"Eating Raoul" is not a lacerating black comedy or satire, nor does it try to go over-the-top firing on all cylinders at its targets. There is quite a bit of charm to it despite its potentially disturbing subject matter and its almost demure flatness is itself part of the joke. And it is a great funny joke that exploits its premise to no end at a cool and inventively hilarious 83 minutes.
What happens when a liquor store clerk and his shapely nurse of a wife run a swingers newspaper ad and confront all sorts of male chauvinist creeps? Well, they hit each one of them on the head with a frying pan, that's what. Paul Bartel is Paul Bland and Mary Woronov is Mary Bland, and their interest in swinging with any sexual fantasy welcomed by the client is initiated because they need money to buy a restaurant. Paul and Mary sleep in separate beds because they do not engage in sex! Mary is consistently sexually harassed at work and when she applies for a loan. When it comes to the sexual swinging, the men are aggressive as well and Paul and Mary think nothing of murdering their wealthy clients and taking their money. An orgy is attended by the matter-of-factly couple and let's say they make a killing.
A professional thief who is also a smooth locksmith, Raoul (a delightfully suave performance by Robert Beltran), is on to the couple and wants to assist in these murders as long as he gets a percentage of the profits. When Paul gets wind that Raoul is pleasuring Mary thanks to smoking a Thai stick, he asks for help from a dominatrix (Susan Saiger) who doubles as an INS agent, a nurse and a blind nun just to get Raoul out of the way. It almost works and these scenes made me double over with laughter.
I avoided "Eating Raoul" for years because I thought it was some sort of cannibalistic comedy and cannibalism is a subject I can do without (regardless of my perverse love for "The Silence of the Lambs"). Truth is it is anything but (though there is a feast involving eating raw meat though it is so understated that you can't possibly be offended by it). "Eating Rauol" turns out to be one of the most raucous, perfectly straight love stories you might see involving a murdering couple.

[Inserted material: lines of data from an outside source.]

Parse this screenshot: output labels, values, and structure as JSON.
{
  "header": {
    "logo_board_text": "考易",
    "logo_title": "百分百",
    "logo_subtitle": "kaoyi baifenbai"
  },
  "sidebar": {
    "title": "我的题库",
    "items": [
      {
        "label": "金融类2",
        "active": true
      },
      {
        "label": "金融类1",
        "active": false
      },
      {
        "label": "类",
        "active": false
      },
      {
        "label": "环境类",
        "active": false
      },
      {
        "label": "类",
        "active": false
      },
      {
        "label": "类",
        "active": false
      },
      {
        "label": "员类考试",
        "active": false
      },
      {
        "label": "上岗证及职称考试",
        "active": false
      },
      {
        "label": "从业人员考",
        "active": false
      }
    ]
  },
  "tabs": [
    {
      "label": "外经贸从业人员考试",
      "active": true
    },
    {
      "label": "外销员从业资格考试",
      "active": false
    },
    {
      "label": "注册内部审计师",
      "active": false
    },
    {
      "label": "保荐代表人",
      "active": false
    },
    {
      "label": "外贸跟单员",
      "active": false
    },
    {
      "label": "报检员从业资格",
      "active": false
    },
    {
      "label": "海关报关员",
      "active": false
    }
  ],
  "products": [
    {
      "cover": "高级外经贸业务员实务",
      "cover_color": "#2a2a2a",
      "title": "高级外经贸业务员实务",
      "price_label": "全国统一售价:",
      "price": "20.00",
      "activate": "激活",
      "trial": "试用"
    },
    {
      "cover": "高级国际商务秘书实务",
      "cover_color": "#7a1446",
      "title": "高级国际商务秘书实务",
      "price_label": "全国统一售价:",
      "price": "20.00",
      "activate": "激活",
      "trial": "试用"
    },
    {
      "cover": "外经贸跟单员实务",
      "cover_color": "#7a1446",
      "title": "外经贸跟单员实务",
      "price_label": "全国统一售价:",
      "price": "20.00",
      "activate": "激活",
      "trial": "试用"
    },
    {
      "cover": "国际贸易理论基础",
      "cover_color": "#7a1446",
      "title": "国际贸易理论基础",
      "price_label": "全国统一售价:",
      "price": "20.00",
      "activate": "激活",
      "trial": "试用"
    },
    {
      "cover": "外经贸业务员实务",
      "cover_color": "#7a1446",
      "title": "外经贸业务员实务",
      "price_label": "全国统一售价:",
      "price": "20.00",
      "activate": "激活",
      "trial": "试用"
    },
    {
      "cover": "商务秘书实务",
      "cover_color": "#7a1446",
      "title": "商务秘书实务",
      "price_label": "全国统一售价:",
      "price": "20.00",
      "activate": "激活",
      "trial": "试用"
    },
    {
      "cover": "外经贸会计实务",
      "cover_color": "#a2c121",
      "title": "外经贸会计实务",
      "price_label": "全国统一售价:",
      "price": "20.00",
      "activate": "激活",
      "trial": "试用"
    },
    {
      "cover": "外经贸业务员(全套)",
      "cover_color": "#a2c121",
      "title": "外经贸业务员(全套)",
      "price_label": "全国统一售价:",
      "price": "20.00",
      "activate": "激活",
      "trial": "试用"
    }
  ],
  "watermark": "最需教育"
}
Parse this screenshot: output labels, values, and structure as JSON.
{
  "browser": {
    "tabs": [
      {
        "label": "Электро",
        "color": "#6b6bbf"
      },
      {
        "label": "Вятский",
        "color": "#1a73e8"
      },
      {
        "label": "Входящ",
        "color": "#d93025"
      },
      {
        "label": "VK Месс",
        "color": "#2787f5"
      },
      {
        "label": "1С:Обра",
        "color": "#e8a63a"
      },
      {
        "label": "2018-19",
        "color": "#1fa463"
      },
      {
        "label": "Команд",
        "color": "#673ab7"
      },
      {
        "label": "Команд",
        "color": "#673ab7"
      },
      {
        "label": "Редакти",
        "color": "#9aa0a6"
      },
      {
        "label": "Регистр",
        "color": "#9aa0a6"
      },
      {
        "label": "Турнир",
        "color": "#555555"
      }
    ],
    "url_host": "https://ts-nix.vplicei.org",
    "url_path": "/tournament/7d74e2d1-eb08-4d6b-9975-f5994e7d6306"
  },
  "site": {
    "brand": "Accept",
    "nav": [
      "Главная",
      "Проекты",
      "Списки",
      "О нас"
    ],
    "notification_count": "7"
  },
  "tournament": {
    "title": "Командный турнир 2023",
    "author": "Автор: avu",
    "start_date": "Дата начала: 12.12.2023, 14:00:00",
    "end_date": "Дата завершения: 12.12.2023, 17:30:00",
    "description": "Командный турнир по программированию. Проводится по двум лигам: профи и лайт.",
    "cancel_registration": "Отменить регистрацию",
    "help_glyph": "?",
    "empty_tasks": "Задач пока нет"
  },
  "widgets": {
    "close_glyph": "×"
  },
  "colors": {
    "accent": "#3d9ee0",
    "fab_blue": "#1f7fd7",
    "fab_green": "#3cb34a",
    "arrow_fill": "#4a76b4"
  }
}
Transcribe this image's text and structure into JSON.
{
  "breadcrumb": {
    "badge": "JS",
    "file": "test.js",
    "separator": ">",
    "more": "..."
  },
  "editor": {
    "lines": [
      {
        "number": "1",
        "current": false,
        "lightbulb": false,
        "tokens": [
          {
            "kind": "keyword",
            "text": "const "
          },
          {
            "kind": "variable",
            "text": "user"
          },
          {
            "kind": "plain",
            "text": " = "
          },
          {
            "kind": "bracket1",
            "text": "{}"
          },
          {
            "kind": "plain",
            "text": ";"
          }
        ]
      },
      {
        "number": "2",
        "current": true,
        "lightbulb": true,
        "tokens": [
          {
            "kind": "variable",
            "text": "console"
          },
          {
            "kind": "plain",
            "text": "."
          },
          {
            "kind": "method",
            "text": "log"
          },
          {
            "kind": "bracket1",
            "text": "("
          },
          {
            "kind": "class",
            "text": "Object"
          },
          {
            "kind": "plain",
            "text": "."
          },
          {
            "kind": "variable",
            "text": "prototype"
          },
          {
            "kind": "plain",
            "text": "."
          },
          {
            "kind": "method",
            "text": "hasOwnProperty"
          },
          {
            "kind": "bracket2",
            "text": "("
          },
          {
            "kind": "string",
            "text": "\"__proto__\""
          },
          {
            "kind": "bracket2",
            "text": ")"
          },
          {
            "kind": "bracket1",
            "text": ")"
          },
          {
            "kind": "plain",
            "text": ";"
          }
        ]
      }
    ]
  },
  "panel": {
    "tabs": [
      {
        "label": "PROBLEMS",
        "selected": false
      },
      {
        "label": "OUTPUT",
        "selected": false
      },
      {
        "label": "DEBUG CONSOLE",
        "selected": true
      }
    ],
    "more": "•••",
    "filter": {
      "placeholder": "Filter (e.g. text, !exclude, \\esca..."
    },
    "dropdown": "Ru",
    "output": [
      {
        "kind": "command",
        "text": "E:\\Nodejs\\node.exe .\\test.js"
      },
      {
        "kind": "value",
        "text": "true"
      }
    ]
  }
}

Paul and Mary are not exactly amoral - they just see this killing spree as another way of making money without any regard to the consequences or the humanity of their clients (many of them are creeps and attack and attempt to rape Mary without any prior knowledge that they are to be killed by frying pan!) To the Blands, it is all fun and games that is justified as long as they attain their capitalist goal of owning a restaurant serving Bland food. Their happiness extends to that American dream and their love for each other than runs deeper than anyone thinks. Watching Paul Bartel and Mary Woronov discuss their future and their expenditures while corpses are being dragged out of their apartment in trash bags kept me laughing throughout. It is absurdist and so uniquely clever and engaging that I can't imagine seeing it less than twice.